Bruce Starkey

Personal information
- Full name: Bruce Richard Starkey
- Born: 18 November 1953 (age 71) Sydney, New South Wales, Australia

Playing information
- Height: 5 ft 11 in (180 cm)
- Weight: 14 st (196 lb; 89 kg)
- Position: Prop
Club
| Years | Team | Pld | T | G | FG | P |
| 1974–82 | St George Dragons | 128 | 13 | 0 | 0 | 39 |
Representative
| Years | Team | Pld | T | G | FG | P |
| 1979 | New South Wales | 1 | 0 | 0 | 0 | 0 |
- Source:

= Bruce Starkey =

Australian rugby league footballer

Bruce Starkey (born 18 November 1953) is an Australian former rugby league footballer who played who played in Sydney's NSWRFL competition in the 1970s and 1980s.

==Career==
A St. George junior from the Arncliffe Scots Club, Starkey went on to become a dual premiership winner with the St George Dragons.
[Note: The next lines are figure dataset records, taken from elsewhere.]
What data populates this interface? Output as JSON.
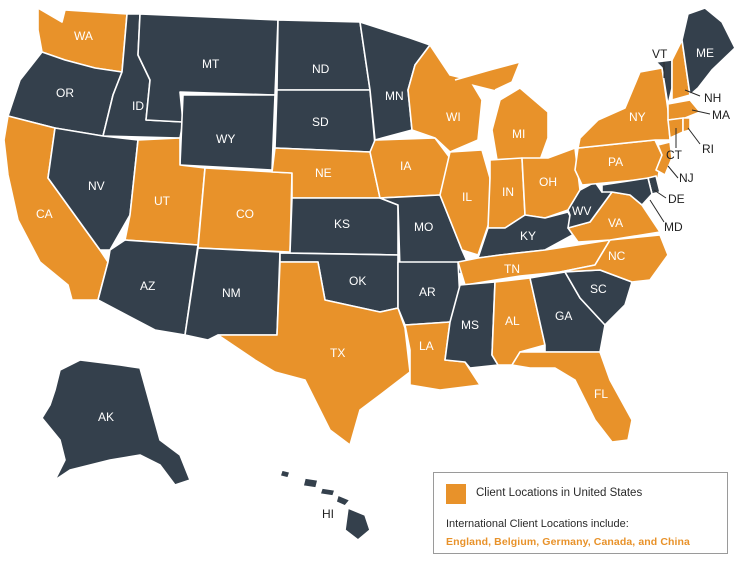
{
  "colors": {
    "client": "#e8922a",
    "other": "#34404c",
    "border": "#ffffff"
  },
  "states": {
    "WA": {
      "label": "WA",
      "client": true
    },
    "OR": {
      "label": "OR",
      "client": false
    },
    "CA": {
      "label": "CA",
      "client": true
    },
    "ID": {
      "label": "ID",
      "client": false
    },
    "NV": {
      "label": "NV",
      "client": false
    },
    "MT": {
      "label": "MT",
      "client": false
    },
    "WY": {
      "label": "WY",
      "client": false
    },
    "UT": {
      "label": "UT",
      "client": true
    },
    "AZ": {
      "label": "AZ",
      "client": false
    },
    "CO": {
      "label": "CO",
      "client": true
    },
    "NM": {
      "label": "NM",
      "client": false
    },
    "ND": {
      "label": "ND",
      "client": false
    },
    "SD": {
      "label": "SD",
      "client": false
    },
    "NE": {
      "label": "NE",
      "client": true
    },
    "KS": {
      "label": "KS",
      "client": false
    },
    "OK": {
      "label": "OK",
      "client": false
    },
    "TX": {
      "label": "TX",
      "client": true
    },
    "MN": {
      "label": "MN",
      "client": false
    },
    "IA": {
      "label": "IA",
      "client": true
    },
    "MO": {
      "label": "MO",
      "client": false
    },
    "AR": {
      "label": "AR",
      "client": false
    },
    "LA": {
      "label": "LA",
      "client": true
    },
    "WI": {
      "label": "WI",
      "client": true
    },
    "IL": {
      "label": "IL",
      "client": true
    },
    "MI": {
      "label": "MI",
      "client": true
    },
    "IN": {
      "label": "IN",
      "client": true
    },
    "OH": {
      "label": "OH",
      "client": true
    },
    "KY": {
      "label": "KY",
      "client": false
    },
    "TN": {
      "label": "TN",
      "client": true
    },
    "MS": {
      "label": "MS",
      "client": false
    },
    "AL": {
      "label": "AL",
      "client": true
    },
    "GA": {
      "label": "GA",
      "client": false
    },
    "FL": {
      "label": "FL",
      "client": true
    },
    "SC": {
      "label": "SC",
      "client": false
    },
    "NC": {
      "label": "NC",
      "client": true
    },
    "VA": {
      "label": "VA",
      "client": true
    },
    "WV": {
      "label": "WV",
      "client": false
    },
    "PA": {
      "label": "PA",
      "client": true
    },
    "NY": {
      "label": "NY",
      "client": true
    },
    "VT": {
      "label": "VT",
      "client": false
    },
    "NH": {
      "label": "NH",
      "client": true
    },
    "ME": {
      "label": "ME",
      "client": false
    },
    "MA": {
      "label": "MA",
      "client": true
    },
    "RI": {
      "label": "RI",
      "client": true
    },
    "CT": {
      "label": "CT",
      "client": true
    },
    "NJ": {
      "label": "NJ",
      "client": true
    },
    "DE": {
      "label": "DE",
      "client": false
    },
    "MD": {
      "label": "MD",
      "client": false
    },
    "AK": {
      "label": "AK",
      "client": false
    },
    "HI": {
      "label": "HI",
      "client": false
    }
  },
  "legend": {
    "client_label": "Client Locations in United States",
    "international_label": "International Client Locations include:",
    "international_countries": "England, Belgium, Germany, Canada, and China"
  }
}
He was a powerful member of the St George forward pack in the victorious 1977 Grand Final and 1979 Grand Final teams that were coached by the legendary Harry Bath. He also played in the drawn 1977 Grand Final draw. Starkey retired at the end of the 1982 season, and saw out his playing days at Cessnock, New South Wales.

==Accolades==
Starkey was awarded Life Membership of the St. George Dragons in 1993.